Une formation militaire imposée aux médias du Burkina Faso
Une quarantaine de journalistes burkinabè ont récemment participé à un stage de six jours en tenue militaire à l’Académie de police de Pabré, à proximité de Ouagadougou. Cette session, présentée comme une « immersion patriotique », a été organisée par le ministère de la Sécurité dans un contexte marqué par la lutte contre les groupes armés affiliés à Al-Qaïda et à l’État islamique, actifs au Burkina Faso depuis plus d’une décennie. Les professionnels des médias, hommes et femmes, ont été filmés en treillis, fusil à la main, lors de l’événement.

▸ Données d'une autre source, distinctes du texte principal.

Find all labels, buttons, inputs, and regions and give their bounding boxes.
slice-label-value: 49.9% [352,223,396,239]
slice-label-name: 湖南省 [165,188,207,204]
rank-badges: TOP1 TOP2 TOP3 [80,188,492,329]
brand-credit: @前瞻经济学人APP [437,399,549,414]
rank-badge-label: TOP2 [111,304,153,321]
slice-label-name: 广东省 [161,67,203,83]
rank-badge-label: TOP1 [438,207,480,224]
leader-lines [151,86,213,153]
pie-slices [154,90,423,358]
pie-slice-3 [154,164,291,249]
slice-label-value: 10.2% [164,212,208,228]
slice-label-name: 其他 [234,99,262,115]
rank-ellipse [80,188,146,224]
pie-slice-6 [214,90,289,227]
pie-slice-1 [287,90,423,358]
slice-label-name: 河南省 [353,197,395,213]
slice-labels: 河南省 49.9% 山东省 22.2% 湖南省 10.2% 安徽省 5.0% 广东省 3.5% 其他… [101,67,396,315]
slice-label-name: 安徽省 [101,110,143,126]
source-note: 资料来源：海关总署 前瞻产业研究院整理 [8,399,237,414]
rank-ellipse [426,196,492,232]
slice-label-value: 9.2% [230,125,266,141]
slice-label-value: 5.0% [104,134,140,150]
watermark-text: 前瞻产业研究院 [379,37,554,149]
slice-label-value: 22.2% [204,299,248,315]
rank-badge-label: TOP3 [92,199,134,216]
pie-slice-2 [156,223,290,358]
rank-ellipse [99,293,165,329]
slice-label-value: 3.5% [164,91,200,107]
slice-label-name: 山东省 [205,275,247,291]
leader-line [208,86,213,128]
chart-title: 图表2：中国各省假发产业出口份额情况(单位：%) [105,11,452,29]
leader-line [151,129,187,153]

Des déclarations fortes du gouvernement pour justifier la mesure
Le ministre de la Communication et porte-parole du gouvernement, Pingdwendé Gilbert Ouédraogo, a interpellé les journalistes en ces termes : « Allez-vous être des journalistes patriotiques et professionnels ? ». Répondant au garde-à-vous, les participants ont scandé à l’unisson : « Affirmatif ». Le ministre a ensuite insisté sur l’importance d’un engagement patriotique, affirmant qu’un journaliste professionnel sans patriotisme représente une menace pour son pays. Il a ajouté qu’un professionnel engagé, mais non patriote, était comparable à un simple spectateur dans une période où se forge l’histoire du Burkina Faso.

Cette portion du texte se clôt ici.